Abstract

The data collected by the Global Biodiversity Information Facility (GBIF), some 2.2 billion records, is arguably the largest international initiative to digitize and share primary biodiversity data. In this study, we examine the global distribution of completeness values discriminating those 30-minute cells that are likely to have reliable inventories for the most important terrestrial classes of Animalia and Plantae. The aim of this exploration is not only to show the biases and deficiencies in the biodiversity information collected so far, but also to estimate the climatic variability represented by these data in order to known their representativeness for conservation purposes.
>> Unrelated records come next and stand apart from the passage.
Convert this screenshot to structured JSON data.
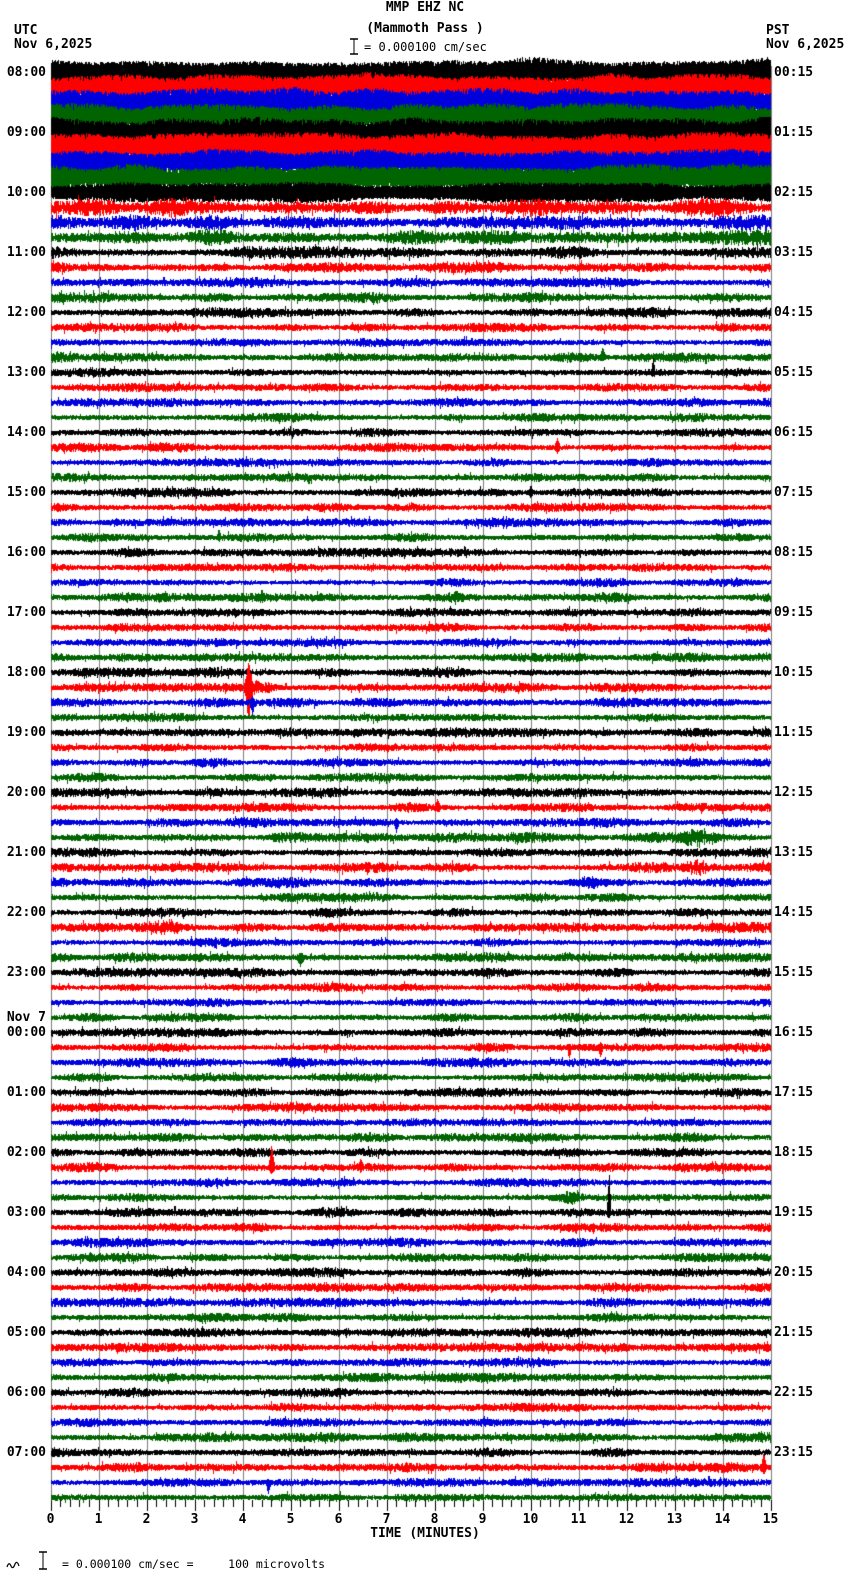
{
  "header": {
    "title": "MMP EHZ NC",
    "subtitle": "(Mammoth Pass )",
    "scale_label": "= 0.000100 cm/sec",
    "left_timezone": "UTC",
    "left_date": "Nov 6,2025",
    "right_timezone": "PST",
    "right_date": "Nov 6,2025"
  },
  "x_axis": {
    "title": "TIME (MINUTES)",
    "tick_labels": [
      "0",
      "1",
      "2",
      "3",
      "4",
      "5",
      "6",
      "7",
      "8",
      "9",
      "10",
      "11",
      "12",
      "13",
      "14",
      "15"
    ]
  },
  "footer": {
    "text": "= 0.000100 cm/sec =     100 microvolts"
  },
  "colors": {
    "traces": [
      "#000000",
      "#ff0000",
      "#0000dd",
      "#006400"
    ],
    "grid": "#7d7d7d",
    "background": "#ffffff",
    "text": "#000000"
  },
  "chart_data": {
    "type": "line",
    "kind": "helicorder-seismogram",
    "station": "MMP",
    "channel": "EHZ",
    "network": "NC",
    "station_name": "Mammoth Pass",
    "start_utc": "Nov 6,2025 08:00",
    "end_utc": "Nov 7,2025 08:00",
    "minutes_per_trace": 15,
    "traces_per_row": 4,
    "trace_color_order": [
      "black",
      "red",
      "blue",
      "green"
    ],
    "x_range_minutes": [
      0,
      15
    ],
    "grid": true,
    "amplitude_scale": "0.000100 cm/sec = 100 microvolts",
    "rows": [
      {
        "utc": "08:00",
        "pst": "00:15",
        "amps": [
          13,
          13,
          13,
          12.5
        ],
        "level": "very high"
      },
      {
        "utc": "09:00",
        "pst": "01:15",
        "amps": [
          14,
          13.5,
          12.5,
          11.5
        ],
        "level": "very high"
      },
      {
        "utc": "10:00",
        "pst": "02:15",
        "amps": [
          8.5,
          5,
          4,
          4.2
        ],
        "level": "high, decaying"
      },
      {
        "utc": "11:00",
        "pst": "03:15",
        "amps": [
          3.4,
          3,
          2.8,
          2.8
        ],
        "level": "moderate"
      },
      {
        "utc": "12:00",
        "pst": "04:15",
        "amps": [
          2.6,
          2.4,
          2.4,
          2.5
        ],
        "level": "low"
      },
      {
        "utc": "13:00",
        "pst": "05:15",
        "amps": [
          2.4,
          2.4,
          2.4,
          2.4
        ],
        "level": "low"
      },
      {
        "utc": "14:00",
        "pst": "06:15",
        "amps": [
          2.4,
          2.6,
          2.4,
          2.4
        ],
        "level": "low"
      },
      {
        "utc": "15:00",
        "pst": "07:15",
        "amps": [
          2.5,
          2.4,
          2.4,
          2.4
        ],
        "level": "low"
      },
      {
        "utc": "16:00",
        "pst": "08:15",
        "amps": [
          2.4,
          2.2,
          2.2,
          2.6
        ],
        "level": "low"
      },
      {
        "utc": "17:00",
        "pst": "09:15",
        "amps": [
          2.6,
          2.4,
          2.4,
          2.4
        ],
        "level": "low"
      },
      {
        "utc": "18:00",
        "pst": "10:15",
        "amps": [
          2.6,
          2.6,
          2.6,
          2.4
        ],
        "level": "low"
      },
      {
        "utc": "19:00",
        "pst": "11:15",
        "amps": [
          2.6,
          2.4,
          2.4,
          2.4
        ],
        "level": "low"
      },
      {
        "utc": "20:00",
        "pst": "12:15",
        "amps": [
          2.4,
          2.6,
          2.6,
          2.8
        ],
        "level": "low"
      },
      {
        "utc": "21:00",
        "pst": "13:15",
        "amps": [
          2.4,
          2.8,
          2.6,
          2.4
        ],
        "level": "low"
      },
      {
        "utc": "22:00",
        "pst": "14:15",
        "amps": [
          2.4,
          2.8,
          2.4,
          2.6
        ],
        "level": "low"
      },
      {
        "utc": "23:00",
        "pst": "15:15",
        "amps": [
          2.4,
          2.4,
          2.4,
          2.4
        ],
        "level": "low"
      },
      {
        "day": "Nov 7",
        "utc": "00:00",
        "pst": "16:15",
        "amps": [
          2.4,
          2.4,
          2.4,
          2.2
        ],
        "level": "low"
      },
      {
        "utc": "01:00",
        "pst": "17:15",
        "amps": [
          2.4,
          2.4,
          2.2,
          2.4
        ],
        "level": "low"
      },
      {
        "utc": "02:00",
        "pst": "18:15",
        "amps": [
          2.4,
          2.6,
          2.4,
          2.4
        ],
        "level": "low"
      },
      {
        "utc": "03:00",
        "pst": "19:15",
        "amps": [
          2.6,
          2.4,
          2.4,
          2.4
        ],
        "level": "low"
      },
      {
        "utc": "04:00",
        "pst": "20:15",
        "amps": [
          2.4,
          2.4,
          2.4,
          2.4
        ],
        "level": "low"
      },
      {
        "utc": "05:00",
        "pst": "21:15",
        "amps": [
          2.4,
          2.4,
          2.4,
          2.4
        ],
        "level": "low"
      },
      {
        "utc": "06:00",
        "pst": "22:15",
        "amps": [
          2.4,
          2.4,
          2.4,
          2.4
        ],
        "level": "low"
      },
      {
        "utc": "07:00",
        "pst": "23:15",
        "amps": [
          2.4,
          2.6,
          2.4,
          2.4
        ],
        "level": "low"
      }
    ],
    "events": [
      {
        "row": 2,
        "trace": 3,
        "min": 1.7,
        "kind": "burst",
        "amp": 3,
        "sigma": 18
      },
      {
        "row": 2,
        "trace": 1,
        "min": 13.9,
        "kind": "burst",
        "amp": 4,
        "sigma": 16
      },
      {
        "row": 4,
        "trace": 3,
        "min": 11.5,
        "kind": "spike",
        "up": 9,
        "dn": 2,
        "w": 3
      },
      {
        "row": 5,
        "trace": 0,
        "min": 12.55,
        "kind": "spike",
        "up": 12,
        "dn": 2,
        "w": 2
      },
      {
        "row": 6,
        "trace": 1,
        "min": 10.55,
        "kind": "spike",
        "up": 8,
        "dn": 4,
        "w": 3
      },
      {
        "row": 7,
        "trace": 0,
        "min": 10.0,
        "kind": "spike",
        "up": 5,
        "dn": 4,
        "w": 2
      },
      {
        "row": 7,
        "trace": 3,
        "min": 3.5,
        "kind": "spike",
        "up": 6,
        "dn": 2,
        "w": 2
      },
      {
        "row": 8,
        "trace": 3,
        "min": 4.4,
        "kind": "spike",
        "up": 5,
        "dn": 2,
        "w": 2
      },
      {
        "row": 8,
        "trace": 3,
        "min": 8.4,
        "kind": "burst",
        "amp": 4,
        "sigma": 6
      },
      {
        "row": 10,
        "trace": 1,
        "min": 4.12,
        "kind": "spike",
        "up": 24,
        "dn": 30,
        "w": 4
      },
      {
        "row": 10,
        "trace": 1,
        "min": 4.3,
        "kind": "burst",
        "amp": 5,
        "sigma": 12
      },
      {
        "row": 10,
        "trace": 2,
        "min": 4.2,
        "kind": "spike",
        "up": 4,
        "dn": 10,
        "w": 3
      },
      {
        "row": 12,
        "trace": 1,
        "min": 8.05,
        "kind": "spike",
        "up": 7,
        "dn": 2,
        "w": 3
      },
      {
        "row": 12,
        "trace": 2,
        "min": 7.2,
        "kind": "spike",
        "up": 2,
        "dn": 8,
        "w": 3
      },
      {
        "row": 12,
        "trace": 3,
        "min": 13.5,
        "kind": "burst",
        "amp": 7,
        "sigma": 12
      },
      {
        "row": 13,
        "trace": 1,
        "min": 13.45,
        "kind": "burst",
        "amp": 7,
        "sigma": 8
      },
      {
        "row": 13,
        "trace": 2,
        "min": 11.2,
        "kind": "burst",
        "amp": 5,
        "sigma": 8
      },
      {
        "row": 14,
        "trace": 1,
        "min": 2.35,
        "kind": "burst",
        "amp": 7,
        "sigma": 12
      },
      {
        "row": 14,
        "trace": 3,
        "min": 5.2,
        "kind": "spike",
        "up": 3,
        "dn": 7,
        "w": 4
      },
      {
        "row": 16,
        "trace": 1,
        "min": 10.8,
        "kind": "spike",
        "up": 2,
        "dn": 10,
        "w": 2
      },
      {
        "row": 16,
        "trace": 1,
        "min": 11.45,
        "kind": "spike",
        "up": 2,
        "dn": 7,
        "w": 2
      },
      {
        "row": 18,
        "trace": 1,
        "min": 4.6,
        "kind": "spike",
        "up": 22,
        "dn": 6,
        "w": 3
      },
      {
        "row": 18,
        "trace": 1,
        "min": 6.45,
        "kind": "spike",
        "up": 7,
        "dn": 2,
        "w": 2
      },
      {
        "row": 18,
        "trace": 3,
        "min": 10.8,
        "kind": "burst",
        "amp": 5,
        "sigma": 6
      },
      {
        "row": 19,
        "trace": 0,
        "min": 11.63,
        "kind": "spike",
        "up": 40,
        "dn": 3,
        "w": 2
      },
      {
        "row": 23,
        "trace": 1,
        "min": 14.85,
        "kind": "spike",
        "up": 12,
        "dn": 5,
        "w": 3
      },
      {
        "row": 23,
        "trace": 2,
        "min": 4.53,
        "kind": "spike",
        "up": 2,
        "dn": 9,
        "w": 3
      }
    ]
  }
}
The results obtained show that information on biodiversity distribution is taxonomically and geographically biased towards regions and groups with more taxonomic resources and a longer naturalistic tradition. The amount of distributional data is very uneven across the different biological groups, and unrelated to the diversity they possess. The global patterns of completeness seem to be conditioned by the historical taxonomic, faunistic and floristic interest received by the different classes of organisms. In addition, well-surveyed global areas account for barely 1 % of global climate variability, leaving uncovered a large set of climatic conditions. All these results prevent us from relying exclusively on the available primary information on the distribution of organisms to identify biodiversity patterns and/or design conservation proposals. Given that the biodiversity crisis demands urgent action, biases and gaps in primary biodiversity information cannot be an excuse and conservation decisions must be made considering a broad set of criteria based on existing scientifically proven knowledge and techniques capable of providing the necessary answers.